- Flag of Sudan
- IOC code: SUD
- NOC: Sudan Olympic Committee

in Rabat, Morocco 19 August 2019 – 31 August 2019
- Competitors: 28 (23 men and 5 women) in 9 sports
- Medals: Gold 0 Silver 0 Bronze 0 Total 0

African Games appearances (overview)
- 1965; 1973; 1978; 1987–1999; 2003; 2007; 2011; 2015; 2019; 2023;

= Sudan at the 2019 African Games =

Sudan competed at the 2019 African Games held from 19 to 31 August 2019 in Rabat, Morocco. The country competed in nine sports and did not win a medal.

== Archery ==

Abdelrahman Alyan, Mahmoud Elkhalifa and Mujahid Ibrahim competed in archery in the men's individual recurve and men's team recurve events.

== Athletics ==

Four athletes represented Sudan in athletics.

Sadam Koumi competed in the men's 400 metres event. He reached the semifinals and did not qualify to compete in the final.

Tasabih Mahdi competed in the women's 400 metres event. She was also scheduled to compete in the women's 400 metres hurdles event but she did not start.

Abdelmunaim Abdalla competed in the men's 5000 metres event. He finished in 20th place.

Ali Mohd Younes Idriss competed in the men's high jump event. He finished in 8th place.

== Canoeing ==

Khalid Omar, Elazza Mohamed and Badwi Mohamed represented Sudan in canoeing.

== Judo ==

Three athletes represented Sudan in judo.
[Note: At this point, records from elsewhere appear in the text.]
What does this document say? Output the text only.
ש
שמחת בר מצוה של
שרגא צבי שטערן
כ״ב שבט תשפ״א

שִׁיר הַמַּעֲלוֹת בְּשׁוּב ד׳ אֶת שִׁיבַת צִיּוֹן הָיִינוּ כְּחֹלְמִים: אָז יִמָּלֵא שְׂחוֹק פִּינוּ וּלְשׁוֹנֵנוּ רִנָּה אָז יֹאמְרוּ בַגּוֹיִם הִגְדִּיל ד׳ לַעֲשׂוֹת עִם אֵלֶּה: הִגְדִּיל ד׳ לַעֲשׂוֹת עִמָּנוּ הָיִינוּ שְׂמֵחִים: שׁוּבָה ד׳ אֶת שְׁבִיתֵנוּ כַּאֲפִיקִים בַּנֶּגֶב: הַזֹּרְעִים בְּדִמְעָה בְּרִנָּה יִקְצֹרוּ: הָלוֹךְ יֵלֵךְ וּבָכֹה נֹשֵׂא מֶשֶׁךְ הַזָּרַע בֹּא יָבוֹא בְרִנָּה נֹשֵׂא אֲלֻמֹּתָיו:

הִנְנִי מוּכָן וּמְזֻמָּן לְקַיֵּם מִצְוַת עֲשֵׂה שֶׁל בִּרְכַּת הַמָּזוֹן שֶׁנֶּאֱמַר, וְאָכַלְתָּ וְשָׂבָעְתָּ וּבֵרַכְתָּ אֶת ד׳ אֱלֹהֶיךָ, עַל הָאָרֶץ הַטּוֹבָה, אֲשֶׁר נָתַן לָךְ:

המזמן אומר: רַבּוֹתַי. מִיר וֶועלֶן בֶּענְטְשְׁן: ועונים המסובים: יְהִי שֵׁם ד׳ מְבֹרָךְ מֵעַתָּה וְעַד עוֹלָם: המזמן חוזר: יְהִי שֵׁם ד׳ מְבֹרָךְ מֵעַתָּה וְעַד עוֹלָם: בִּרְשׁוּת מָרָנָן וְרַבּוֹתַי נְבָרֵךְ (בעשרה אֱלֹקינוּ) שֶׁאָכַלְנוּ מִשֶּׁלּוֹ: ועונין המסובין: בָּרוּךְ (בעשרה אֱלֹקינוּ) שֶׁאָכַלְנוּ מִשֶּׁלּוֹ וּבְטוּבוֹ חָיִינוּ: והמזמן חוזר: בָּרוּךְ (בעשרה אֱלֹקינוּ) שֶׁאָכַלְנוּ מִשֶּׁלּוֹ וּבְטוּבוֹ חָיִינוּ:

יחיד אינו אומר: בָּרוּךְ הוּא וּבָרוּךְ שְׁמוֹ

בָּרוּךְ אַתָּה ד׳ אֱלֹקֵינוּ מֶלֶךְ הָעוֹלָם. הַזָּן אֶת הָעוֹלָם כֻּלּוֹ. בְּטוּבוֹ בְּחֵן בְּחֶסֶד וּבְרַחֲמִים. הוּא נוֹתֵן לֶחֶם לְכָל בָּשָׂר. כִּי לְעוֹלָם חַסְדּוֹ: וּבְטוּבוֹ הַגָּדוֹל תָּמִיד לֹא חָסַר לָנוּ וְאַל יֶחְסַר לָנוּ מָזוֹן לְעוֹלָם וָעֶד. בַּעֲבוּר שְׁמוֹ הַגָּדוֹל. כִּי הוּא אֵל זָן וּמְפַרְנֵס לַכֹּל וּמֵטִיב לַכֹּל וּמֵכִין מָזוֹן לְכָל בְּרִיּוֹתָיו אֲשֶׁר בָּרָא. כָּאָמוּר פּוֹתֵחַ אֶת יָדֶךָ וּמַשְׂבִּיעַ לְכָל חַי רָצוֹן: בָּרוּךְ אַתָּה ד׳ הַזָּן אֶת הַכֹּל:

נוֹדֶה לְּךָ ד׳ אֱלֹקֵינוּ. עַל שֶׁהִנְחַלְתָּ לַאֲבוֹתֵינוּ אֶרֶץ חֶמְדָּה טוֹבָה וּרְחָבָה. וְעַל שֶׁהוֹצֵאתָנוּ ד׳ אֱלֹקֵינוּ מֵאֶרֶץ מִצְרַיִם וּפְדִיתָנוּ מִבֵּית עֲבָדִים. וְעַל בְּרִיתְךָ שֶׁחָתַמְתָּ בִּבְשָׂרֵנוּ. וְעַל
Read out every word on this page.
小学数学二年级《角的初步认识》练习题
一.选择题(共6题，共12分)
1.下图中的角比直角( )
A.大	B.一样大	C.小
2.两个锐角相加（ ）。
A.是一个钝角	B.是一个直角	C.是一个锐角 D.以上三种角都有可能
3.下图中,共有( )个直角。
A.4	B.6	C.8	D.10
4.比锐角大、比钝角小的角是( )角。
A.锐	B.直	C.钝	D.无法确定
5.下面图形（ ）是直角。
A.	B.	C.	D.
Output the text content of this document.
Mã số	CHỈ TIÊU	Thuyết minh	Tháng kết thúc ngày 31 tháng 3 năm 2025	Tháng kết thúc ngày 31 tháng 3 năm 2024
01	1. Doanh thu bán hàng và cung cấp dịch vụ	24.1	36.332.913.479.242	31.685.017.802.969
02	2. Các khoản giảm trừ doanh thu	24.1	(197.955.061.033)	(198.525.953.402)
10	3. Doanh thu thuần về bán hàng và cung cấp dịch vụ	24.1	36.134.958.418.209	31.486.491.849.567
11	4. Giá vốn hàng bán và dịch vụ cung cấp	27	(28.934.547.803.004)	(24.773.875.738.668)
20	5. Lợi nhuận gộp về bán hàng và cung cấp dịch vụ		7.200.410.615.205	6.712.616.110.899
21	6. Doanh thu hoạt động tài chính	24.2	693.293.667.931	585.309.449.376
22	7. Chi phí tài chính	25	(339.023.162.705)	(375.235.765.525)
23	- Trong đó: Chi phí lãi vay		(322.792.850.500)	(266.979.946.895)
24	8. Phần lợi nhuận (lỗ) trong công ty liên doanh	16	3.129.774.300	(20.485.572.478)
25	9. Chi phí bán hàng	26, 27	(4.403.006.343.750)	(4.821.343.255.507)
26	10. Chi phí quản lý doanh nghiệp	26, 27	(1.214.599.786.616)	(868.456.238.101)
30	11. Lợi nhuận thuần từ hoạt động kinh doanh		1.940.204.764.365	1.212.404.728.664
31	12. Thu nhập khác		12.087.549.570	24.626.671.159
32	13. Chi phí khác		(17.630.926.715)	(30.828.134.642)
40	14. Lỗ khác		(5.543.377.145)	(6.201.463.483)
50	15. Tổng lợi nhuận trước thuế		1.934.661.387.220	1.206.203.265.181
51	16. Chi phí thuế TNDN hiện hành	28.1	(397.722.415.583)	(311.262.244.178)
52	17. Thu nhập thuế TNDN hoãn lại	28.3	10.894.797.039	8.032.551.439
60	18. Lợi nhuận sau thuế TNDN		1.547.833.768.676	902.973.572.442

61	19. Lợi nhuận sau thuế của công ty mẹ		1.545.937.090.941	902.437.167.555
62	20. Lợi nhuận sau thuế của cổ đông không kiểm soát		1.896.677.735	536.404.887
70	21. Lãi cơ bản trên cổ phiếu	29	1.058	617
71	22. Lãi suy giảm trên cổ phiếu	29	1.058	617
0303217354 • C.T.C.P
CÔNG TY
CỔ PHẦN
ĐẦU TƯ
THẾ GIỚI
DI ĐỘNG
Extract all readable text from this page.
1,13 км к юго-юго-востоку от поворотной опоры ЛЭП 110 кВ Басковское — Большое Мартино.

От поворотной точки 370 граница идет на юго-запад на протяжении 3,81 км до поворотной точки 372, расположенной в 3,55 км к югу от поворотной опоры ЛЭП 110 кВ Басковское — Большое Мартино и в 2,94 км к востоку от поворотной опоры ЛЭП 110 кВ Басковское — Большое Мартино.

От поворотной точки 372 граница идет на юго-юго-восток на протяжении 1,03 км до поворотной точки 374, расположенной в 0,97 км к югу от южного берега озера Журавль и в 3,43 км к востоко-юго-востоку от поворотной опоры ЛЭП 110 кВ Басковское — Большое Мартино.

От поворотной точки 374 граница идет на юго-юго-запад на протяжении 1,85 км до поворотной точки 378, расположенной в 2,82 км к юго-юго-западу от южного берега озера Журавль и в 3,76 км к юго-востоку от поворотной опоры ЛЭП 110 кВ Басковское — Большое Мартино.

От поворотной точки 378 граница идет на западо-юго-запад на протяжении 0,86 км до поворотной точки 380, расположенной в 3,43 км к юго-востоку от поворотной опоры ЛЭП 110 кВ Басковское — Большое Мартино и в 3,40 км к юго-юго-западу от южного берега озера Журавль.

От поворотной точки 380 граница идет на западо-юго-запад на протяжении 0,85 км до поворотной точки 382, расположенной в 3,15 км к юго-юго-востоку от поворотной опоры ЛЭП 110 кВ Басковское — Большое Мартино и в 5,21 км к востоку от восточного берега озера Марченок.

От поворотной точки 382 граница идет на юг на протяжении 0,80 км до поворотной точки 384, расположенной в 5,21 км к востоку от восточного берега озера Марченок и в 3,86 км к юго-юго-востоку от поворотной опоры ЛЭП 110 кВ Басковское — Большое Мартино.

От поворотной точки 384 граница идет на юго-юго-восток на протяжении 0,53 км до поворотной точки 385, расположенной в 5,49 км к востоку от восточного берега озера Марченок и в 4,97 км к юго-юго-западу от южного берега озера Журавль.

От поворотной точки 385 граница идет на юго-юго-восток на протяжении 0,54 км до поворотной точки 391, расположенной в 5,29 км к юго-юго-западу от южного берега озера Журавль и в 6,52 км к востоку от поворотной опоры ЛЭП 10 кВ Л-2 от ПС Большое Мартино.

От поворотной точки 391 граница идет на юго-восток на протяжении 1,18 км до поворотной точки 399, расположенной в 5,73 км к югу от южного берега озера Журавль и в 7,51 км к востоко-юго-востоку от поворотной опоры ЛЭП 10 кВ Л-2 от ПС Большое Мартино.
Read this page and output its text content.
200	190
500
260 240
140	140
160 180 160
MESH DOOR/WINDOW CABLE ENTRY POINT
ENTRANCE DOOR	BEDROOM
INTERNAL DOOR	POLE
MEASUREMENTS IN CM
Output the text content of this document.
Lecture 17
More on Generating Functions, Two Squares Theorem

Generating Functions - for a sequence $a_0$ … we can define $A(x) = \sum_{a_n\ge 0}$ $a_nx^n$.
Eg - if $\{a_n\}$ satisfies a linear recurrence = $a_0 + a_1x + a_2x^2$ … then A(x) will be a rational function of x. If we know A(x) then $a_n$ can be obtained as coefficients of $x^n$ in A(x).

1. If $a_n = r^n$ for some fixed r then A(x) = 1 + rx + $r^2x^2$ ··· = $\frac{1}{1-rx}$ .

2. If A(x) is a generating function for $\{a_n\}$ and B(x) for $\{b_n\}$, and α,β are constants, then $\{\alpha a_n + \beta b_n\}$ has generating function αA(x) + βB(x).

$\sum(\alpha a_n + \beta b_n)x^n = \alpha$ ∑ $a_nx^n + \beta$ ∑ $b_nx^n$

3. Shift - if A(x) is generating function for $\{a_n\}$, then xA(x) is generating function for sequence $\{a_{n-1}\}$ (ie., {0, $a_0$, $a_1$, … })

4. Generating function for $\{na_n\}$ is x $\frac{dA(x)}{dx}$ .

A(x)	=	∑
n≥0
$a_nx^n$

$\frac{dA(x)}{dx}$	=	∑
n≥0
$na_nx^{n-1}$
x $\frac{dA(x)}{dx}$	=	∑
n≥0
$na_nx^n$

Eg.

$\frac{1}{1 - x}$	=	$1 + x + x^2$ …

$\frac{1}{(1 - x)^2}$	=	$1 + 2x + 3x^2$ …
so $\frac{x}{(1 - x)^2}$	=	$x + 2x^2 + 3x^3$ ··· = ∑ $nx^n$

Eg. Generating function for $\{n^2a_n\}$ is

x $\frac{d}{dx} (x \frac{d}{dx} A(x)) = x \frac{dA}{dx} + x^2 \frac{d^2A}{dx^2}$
| Athlete | Event | Round of 32 | Round of 16 | Quarterfinals | Semifinals | Repechage 1 | Final / BM |  |
| Opposition Result | Opposition Result | Opposition Result | Opposition Result | Opposition Result | Opposition Result | Rank |
| Mohamed Abdalrasool | Men's -73 kg | Mawesi (COD) L | did not advance |  |  |  |  |  |
| Mohamed Elmojtaba Ahmed | Men's -81 kg | Ali (TAN) W | Franck Parisi (CMR) L | did not advance |  |  |  |  |
| Youssef Alaraj | Men's -60 kg | Terkpor (GHA) L | did not advance |  |  |  |  |  |

== Snooker ==

Mina Samuel competed in snooker. He competed in the Men's Individual tournament.

His opponent did not start at two matches and he lost both of his other matches (against Mohamed Alakrady representing Egypt and Yassine Bellamine representing Morocco).

== Taekwondo ==

Five athletes represented Sudan in Taekwondo.

| Athlete | Event | Round of 32 | Round of 16 | Quarterfinals | Semifinals | Final |  |
| Opposition Result | Opposition Result | Opposition Result | Opposition Result | Opposition Result | Rank |
| Ahmed Mohamed | Men's –54 kg | — | Elharmazi (MAR) L 2–25 | did not advance |  |  |  |
| Muhailm Ibrahim | Men's –58 kg | Obonyo (KEN) L 3–14 | did not advance |  |  |  |  |

== Volleyball ==

Two doubles competed in beach volleyball:

- Muzamil Ateya and Nagi Osman (men's tournament)
- Fatma Dawoud and Ebtisam Rakhis (women's tournament)

== Weightlifting ==

Zikryat Khojali and Mohamed Zaid competed in weightlifting.

Khojali competed in the women's 76 kg event and Zaid competed in the men's 81 kg event.

== Wrestling ==

Ali Bakhet, Guma Bashir and Mustafa Ali represented Sudan in wrestling.